Von Malapert’s career started ordinarily enough, joining the Kriegsmarine in 1933. His first ship was the light cruiser Karlsrühe. Next he served in the light cruiser Dresden on her cruise to the Americas and by the beginning of the war he was a communications specialist serving in the elderly (pre-dreadnought) battleship Schlesien. In 1940 he saw some action in the invasion of Norway, and on returning from Norway as a passenger in a damaged U-boat he was attacked from the air. In mid 1940, after a period ashore, he was appointed to the HSK (armed merchant cruiser) Kormoran, when he met her Captain, Theodor Detmers, for the first time.
Detmers was a secretive individual who did not consult his officers, though von Malapert knew, perhaps more than most, what was going on because he read the signal traffic in and out of Kormoran. Also, von Malapert knew where the ship was because an operations plot was kept in the radio room. Normal communications between the bridge and the radio room were by sound-powered telephone, but von Malapert would also stand at the door of the radio room, and by raising his voice, could talk to Captain Detmers at the front of the bridge. So, when HMAS Sydney asked HSK Kormoran for her secret callsign, Detmers was able to speak to von Malapert directly and ask him ‘Do we have this?’ When von Malapert replied ‘No’, he noticed Detmers’ face harden and knew at once that Detmers had decided to drop the ship’s disguise and to fight.
Kormoran’s shooting murderous
Besides the radio equipment, von Malapert was responsible for all minor electrical equipment, including the telephone system. There were windows in the radio room so he had a clear view of Sydney’s approach and of most of the action, though he was not watching Sydney all the time. For instance, he recognised the cook’s whites of several men standing in Sydney’s waist and he saw that Kormoran’s shooting, especially with her smaller guns, was murderous.
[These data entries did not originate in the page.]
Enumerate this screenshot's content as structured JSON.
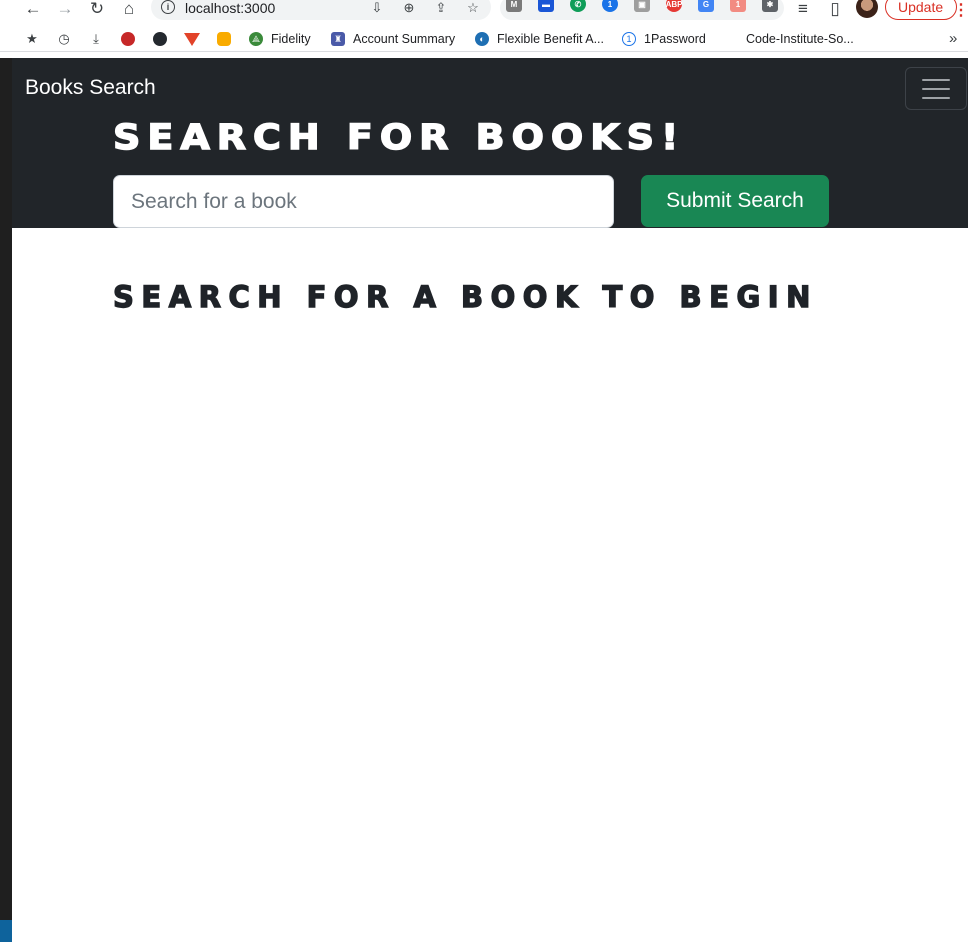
{
  "browser": {
    "url": "localhost:3000",
    "update_label": "Update",
    "bookmarks": [
      {
        "label": "Fidelity",
        "icon": "fidelity-icon"
      },
      {
        "label": "Account Summary",
        "icon": "account-summary-icon"
      },
      {
        "label": "Flexible Benefit A...",
        "icon": "flexible-benefit-icon"
      },
      {
        "label": "1Password",
        "icon": "1password-icon"
      },
      {
        "label": "Code-Institute-So...",
        "icon": "code-institute-icon"
      }
    ],
    "more_bookmarks": "»"
  },
  "app": {
    "brand": "Books Search",
    "hero_title": "Search for Books!",
    "search_placeholder": "Search for a book",
    "submit_label": "Submit Search",
    "empty_state": "Search for a book to begin"
  },
  "colors": {
    "navbar_bg": "#212529",
    "submit_bg": "#198754",
    "update_red": "#d93025"
  }
}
He heard and felt several rounds from Kormoran’s 150mm guns and he saw two torpedoes from Kormoran’s upperdeck tubes leap into the air for a few seconds before they hit the water. When he next looked at Sydney he saw that the roof of one of the forward turrets was open and her aeroplane was on fire. Sydney was on a parallel course about a mile way on the starboard beam and her relative position did not change appreciably during the battle.
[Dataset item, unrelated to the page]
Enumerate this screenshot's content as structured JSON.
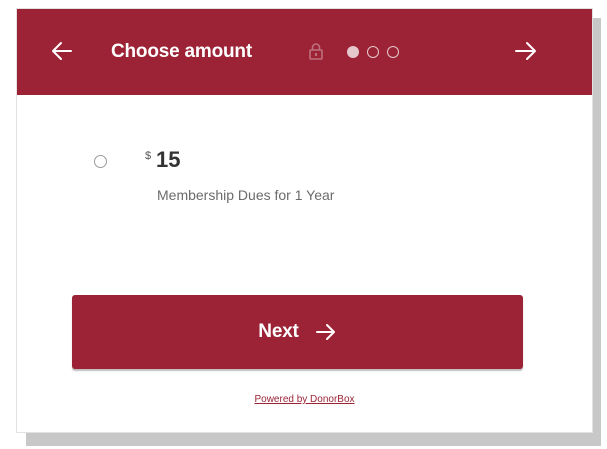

After the action, von Malapert was busy helping to get the lifeboats out of the hold and fighting the fires; his last sight of Sydney was from Kormoran’s bridge. One moment she was in flames and billowing smoke, about 5 to 7 miles away, and the next time he looked she had disappeared from sight. He thought she must have sunk quickly.
Alone upon the dark sea
After the first wave of lifeboats left Kormoran at about 2100, von Malapert was busy helping to get one of two boats out of the forward hold, and he left in the first of these boats at around midnight. Exhausted from the effort of hauling the two heavy steel lifeboats out of the forward hold by hand, von Malapert cast off from Kormoran and as they drifted away from the burning ship, they found themselves alone upon the dark sea.
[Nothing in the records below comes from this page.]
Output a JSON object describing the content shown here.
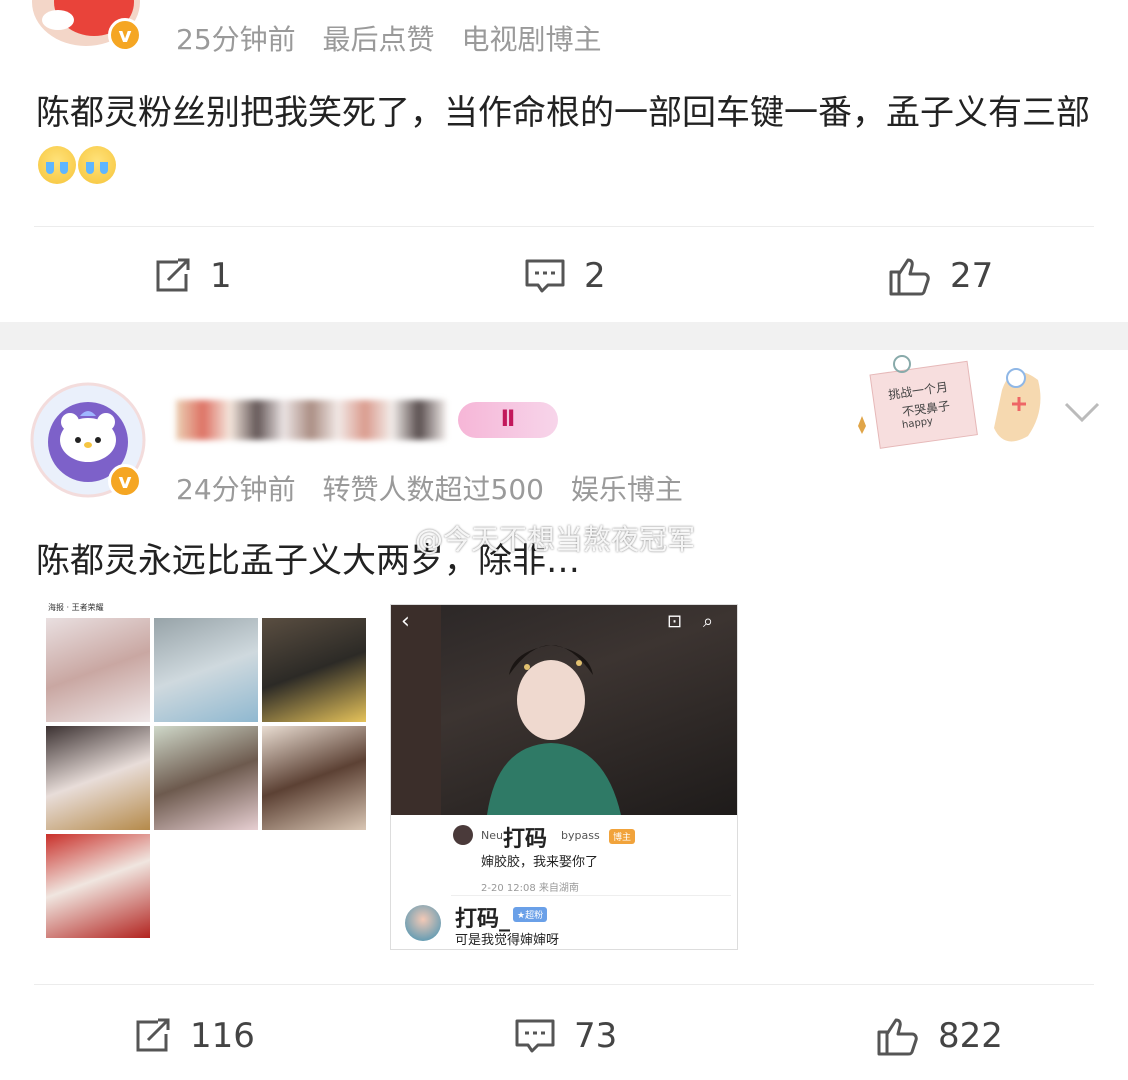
{
  "post1": {
    "meta": {
      "time": "25分钟前",
      "like_note": "最后点赞",
      "role": "电视剧博主"
    },
    "content": "陈都灵粉丝别把我笑死了，当作命根的一部回车键一番，孟子义有三部",
    "emojis": [
      "crying-emoji",
      "crying-emoji"
    ],
    "actions": {
      "repost": "1",
      "comment": "2",
      "like": "27"
    }
  },
  "post2": {
    "name_badge": "Ⅱ",
    "meta": {
      "time": "24分钟前",
      "stat": "转赞人数超过500",
      "role": "娱乐博主"
    },
    "sticker": {
      "line1": "挑战一个月",
      "line2": "不哭鼻子",
      "line3": "happy"
    },
    "content": "陈都灵永远比孟子义大两岁，除非…",
    "watermark": "@今天不想当熬夜冠军",
    "image_grid": {
      "header": "海报 · 王者荣耀"
    },
    "screenshot": {
      "comment1": {
        "name": "打码",
        "name_prefix": "Neu",
        "name_suffix": "bypass",
        "tag": "博主",
        "text": "婶胶胶，我来娶你了",
        "time": "2-20 12:08  来自湖南"
      },
      "comment2": {
        "name": "打码_",
        "tag": "★超粉",
        "text": "可是我觉得婶婶呀"
      }
    },
    "actions": {
      "repost": "116",
      "comment": "73",
      "like": "822"
    }
  },
  "colors": {
    "accent_orange": "#f5a623",
    "meta_gray": "#9a9a9a",
    "gap_gray": "#f1f1f1"
  }
}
That first night they continued to drift but by the light of dawn, they began to sort the boat out. Apart from a compass and sea anchor the boat was poorly equipped; it had a large sail but no mast. Von Malapert used the yard of the sail to make a mast, which had to be packed into the tabernacle with clothing, and there was no rudder. He jury-rigged an oar (to steer) and for the next five days he sailed with the oar under his left arm, and the sheets in his right hand. Each time he nodded off, he was awoken by his chin hitting his chest; the only rest he got was when the wind died away.